Environmental project in Canada, 1997–2007

The Uts'am Witness Project formally began in 1997, and was at first known as The Witness Project. The project was co-founded by artist photographer Nancy Bleck, world-renowned mountaineer John Clarke and Squamish Nation Hereditary Chief Bill Williams in order to bring the public onto the land, in a contested part of the Squamish Nation territory in a non-violent way. This part of the territory was known at the time as "Tree Farm License 38" (TFL38) and was threatened with logging. It was a time when there were many protests and clashes between environmentalists and loggers.

The project ran out of the Roundhouse Community Centre in Vancouver, also founded in 1997, and was featured as one of its first programs, with Nancy Bleck their first artist in residence.

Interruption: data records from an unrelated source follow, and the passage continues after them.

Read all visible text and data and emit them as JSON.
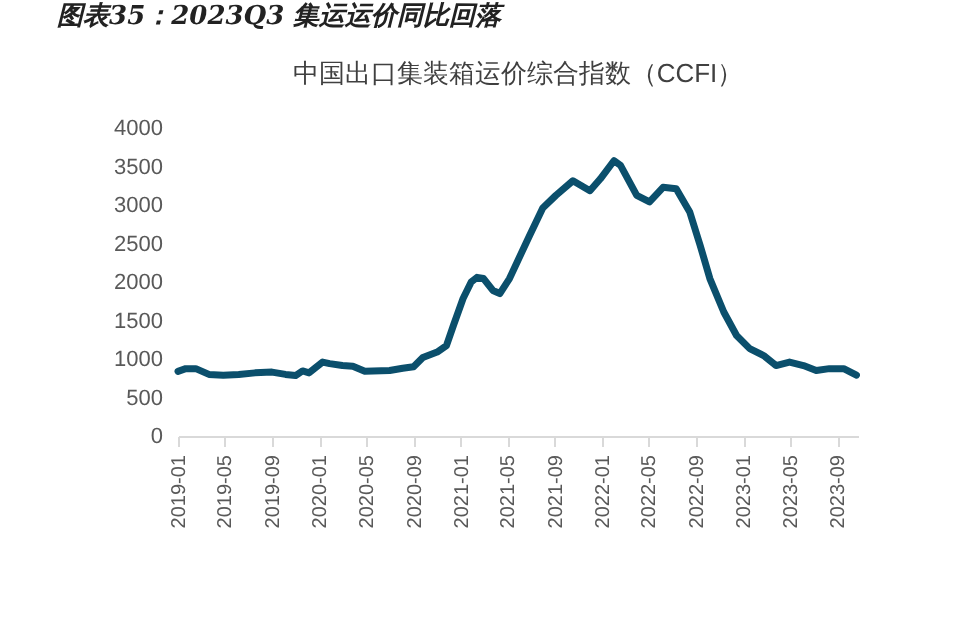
{
  "chart_data": {
    "type": "line",
    "title": "图表35：2023Q3 集运运价同比回落",
    "subtitle": "中国出口集装箱运价综合指数（CCFI）",
    "x": [
      "2019-01-01",
      "2019-01-21",
      "2019-02-16",
      "2019-03-22",
      "2019-04-28",
      "2019-06-07",
      "2019-07-19",
      "2019-09-01",
      "2019-10-06",
      "2019-11-01",
      "2019-11-19",
      "2019-12-06",
      "2020-01-10",
      "2020-01-28",
      "2020-03-01",
      "2020-03-28",
      "2020-04-28",
      "2020-07-01",
      "2020-08-04",
      "2020-09-01",
      "2020-09-25",
      "2020-11-01",
      "2020-11-25",
      "2020-12-13",
      "2021-01-07",
      "2021-01-28",
      "2021-02-12",
      "2021-03-01",
      "2021-03-25",
      "2021-04-12",
      "2021-05-07",
      "2021-06-28",
      "2021-08-01",
      "2021-09-04",
      "2021-10-18",
      "2021-12-01",
      "2021-12-28",
      "2022-02-01",
      "2022-02-18",
      "2022-04-01",
      "2022-05-04",
      "2022-06-08",
      "2022-07-12",
      "2022-08-16",
      "2022-09-12",
      "2022-10-07",
      "2022-11-12",
      "2022-12-15",
      "2023-01-18",
      "2023-02-23",
      "2023-03-27",
      "2023-05-01",
      "2023-06-06",
      "2023-07-09",
      "2023-08-12",
      "2023-09-18",
      "2023-10-21"
    ],
    "series": [
      {
        "color": "#0b4f6c",
        "values": [
          840,
          875,
          875,
          800,
          790,
          800,
          820,
          830,
          800,
          785,
          845,
          820,
          960,
          940,
          915,
          905,
          840,
          850,
          880,
          900,
          1020,
          1090,
          1175,
          1435,
          1785,
          2000,
          2060,
          2045,
          1890,
          1850,
          2045,
          2605,
          2960,
          3125,
          3315,
          3185,
          3340,
          3575,
          3515,
          3125,
          3040,
          3230,
          3210,
          2910,
          2475,
          2045,
          1610,
          1305,
          1135,
          1045,
          915,
          960,
          915,
          850,
          875,
          875,
          790
        ]
      }
    ],
    "xlim": [
      "2019-01-01",
      "2023-10-25"
    ],
    "xticks": [
      "2019-01",
      "2019-05",
      "2019-09",
      "2020-01",
      "2020-05",
      "2020-09",
      "2021-01",
      "2021-05",
      "2021-09",
      "2022-01",
      "2022-05",
      "2022-09",
      "2023-01",
      "2023-05",
      "2023-09"
    ],
    "ylim": [
      0,
      4000
    ],
    "yticks": [
      0,
      500,
      1000,
      1500,
      2000,
      2500,
      3000,
      3500,
      4000
    ],
    "marker": "none",
    "line_style": "solid"
  }
}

The public was invited participate in summer wilderness camping weekends at Sims Creek, in the Elaho Valley, and to participate in a traditional Coast Salish Witness Ceremony. Originally meant to last one summer, the project ended up running for 10 years, involving 10,000 people, and ultimately was successful at preserving the area from logging, and bringing it under protection through the Squamish Nation Sacred Land Use Plan.

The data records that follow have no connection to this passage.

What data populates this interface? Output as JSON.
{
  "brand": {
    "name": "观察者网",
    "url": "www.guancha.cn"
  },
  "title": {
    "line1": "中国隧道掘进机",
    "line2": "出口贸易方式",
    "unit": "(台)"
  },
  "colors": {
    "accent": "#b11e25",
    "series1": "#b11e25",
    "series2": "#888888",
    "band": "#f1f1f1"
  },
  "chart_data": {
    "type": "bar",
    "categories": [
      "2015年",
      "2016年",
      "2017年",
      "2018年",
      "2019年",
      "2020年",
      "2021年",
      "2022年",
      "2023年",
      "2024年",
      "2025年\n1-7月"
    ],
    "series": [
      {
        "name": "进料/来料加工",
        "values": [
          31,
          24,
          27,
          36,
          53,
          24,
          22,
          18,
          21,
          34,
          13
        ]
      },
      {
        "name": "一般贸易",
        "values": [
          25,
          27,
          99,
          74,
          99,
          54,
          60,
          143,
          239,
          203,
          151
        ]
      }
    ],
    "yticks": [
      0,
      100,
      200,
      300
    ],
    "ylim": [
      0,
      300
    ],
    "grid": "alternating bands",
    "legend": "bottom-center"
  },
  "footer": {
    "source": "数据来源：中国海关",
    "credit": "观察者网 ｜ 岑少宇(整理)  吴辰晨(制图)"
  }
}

In October 2013 a book about the project was published by Figure 1 Publishing featuring the photographic artwork of Nancy Bleck. Picturing Transformation Nexw-áyantsut was written by Katherine Dodds with Nancy Bleck and Chief Bill Williams and describes how the project helped not only protect the area from logging, but returned it to its ancestral name of Nexw-áyantsut, which means 'place of transformation' in the Squamish language.